Nonetheless, there were highly commercial clothes and sure to be highly influential – just as Chiuri’s previous RTW shows have been since becoming the house’s women’s creative director. Indeed, it has been impossible to attend a show in New York, London, Milan and now Paris without spotting someone in the front row wearing Chiuri’s J’Adior strap shoes. And the faded worker blue last season - radical departure from the Dior signature color of pale gray – has become almost ubiquitous in fashion.

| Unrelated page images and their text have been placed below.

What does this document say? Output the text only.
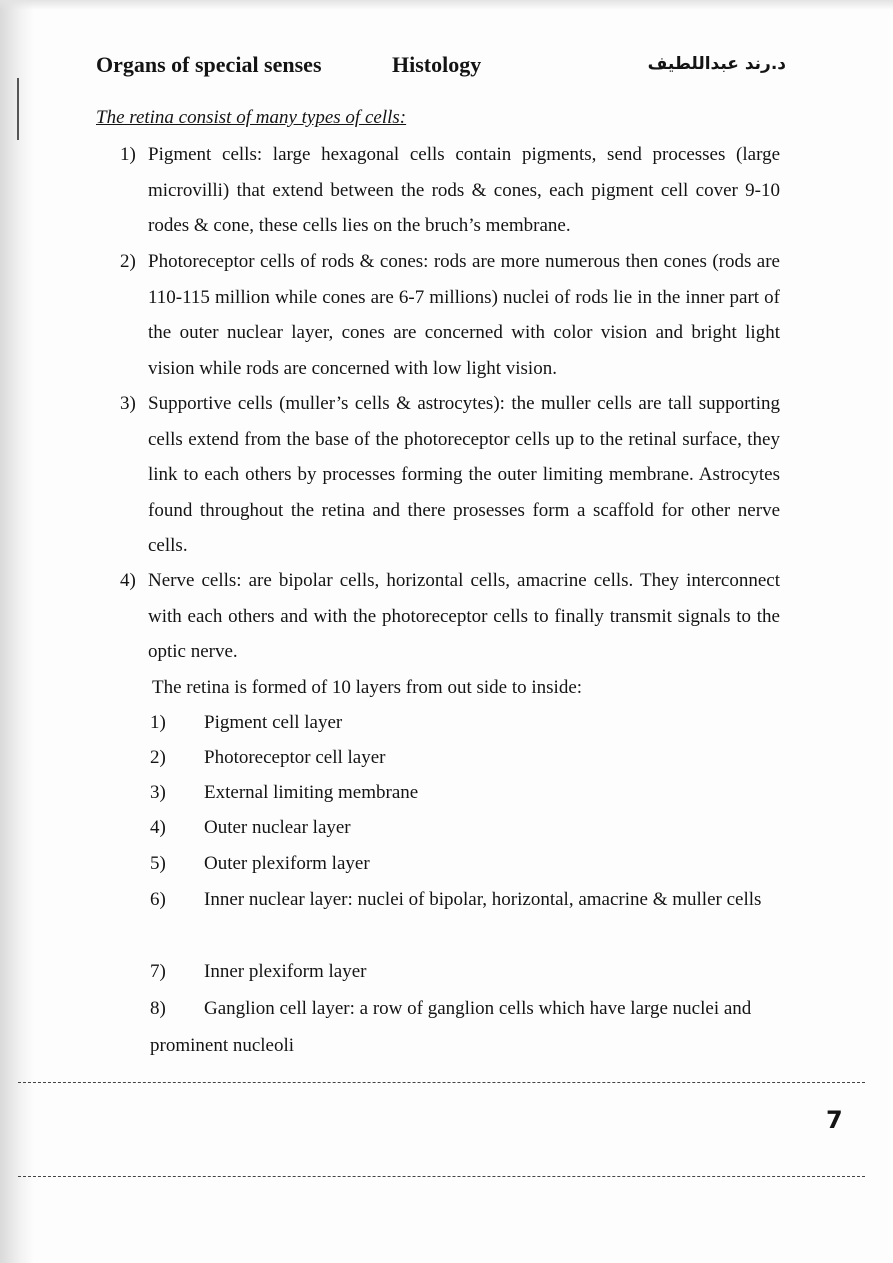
Organs of special senses	Histology	د.رند عبداللطيف
The retina consist of many types of cells:
1) Pigment cells: large hexagonal cells contain pigments, send processes (large microvilli) that extend between the rods & cones, each pigment cell cover 9-10 rodes & cone, these cells lies on the bruch’s membrane.
2) Photoreceptor cells of rods & cones: rods are more numerous then cones (rods are 110-115 million while cones are 6-7 millions) nuclei of rods lie in the inner part of the outer nuclear layer, cones are concerned with color vision and bright light vision while rods are concerned with low light vision.
3) Supportive cells (muller’s cells & astrocytes): the muller cells are tall supporting cells extend from the base of the photoreceptor cells up to the retinal surface, they link to each others by processes forming the outer limiting membrane. Astrocytes found throughout the retina and there prosesses form a scaffold for other nerve cells.
4) Nerve cells: are bipolar cells, horizontal cells, amacrine cells. They interconnect with each others and with the photoreceptor cells to finally transmit signals to the optic nerve.
The retina is formed of 10 layers from out side to inside:
1)	Pigment cell layer
2)	Photoreceptor cell layer
3)	External limiting membrane
4)	Outer nuclear layer
5)	Outer plexiform layer
6)	Inner nuclear layer: nuclei of bipolar, horizontal, amacrine & muller cells
7)	Inner plexiform layer
8)	Ganglion cell layer: a row of ganglion cells which have large nuclei and prominent nucleoli
7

Her catwalk, backdrop and show space walls were covered with large panes of shattered glass. Her finale was a half dozen shattered glass dresses, finished with crystal straps in the house’s name. It symbolized how Chiuri is determined to break the codes of Dior even as she celebrates them. Chiuri’s reign at Dior still feels very much like a work in progress: signified by the custom-made entrance into Dior’s show tent, built in the garden of the Rodin Museum. It was a lumpy concrete wall, from which bristled rusty iron rods. On the surface in half-meter high letters, a quote from Niki de Saint Phalle.


Dior SS18 - PixelFormula

 
It read: “If life is a game of cards. We are born without knowing the rules. Yet we must play our hands. Throughout the ages people have liked playing with tarot cards. Poets philosophers alchemists artists have devoted themselves to discovering their meaning.”
 
The same artist – and friend of long-time Dior designer Marc Bohan – whose quirky personal style and “more adolescent than androgynous, small and fiery… beauty,” in Chiuri’s words, were at the heart of this thought-provoking show.
 
Chiuri opened with her much-loved faded blue. Her first passage: denim blue loon-pants worn under a Breton sweater on which was written: Why Have There Been No Great Women Artists? And Bohan’s influence was apparent in the jumpsuits; little mini dresses and Yeh Yeh Girl checkered flag used in parkas; cocktails, pants and bag straps. Evident too in the Evel Knievel leather biker looks and polka dot looks. Though with a large dose of de Saint Phalle friskiness; since a good third of the outfits featured crazy Nanas, cartoon embroideries of green dinosaurs; trees of love; tarot images, checkered snakes and supernatural women.
 
Magical, moody, mischievous and faintly crazy, this is a new Dior, but one many women clearly like very much.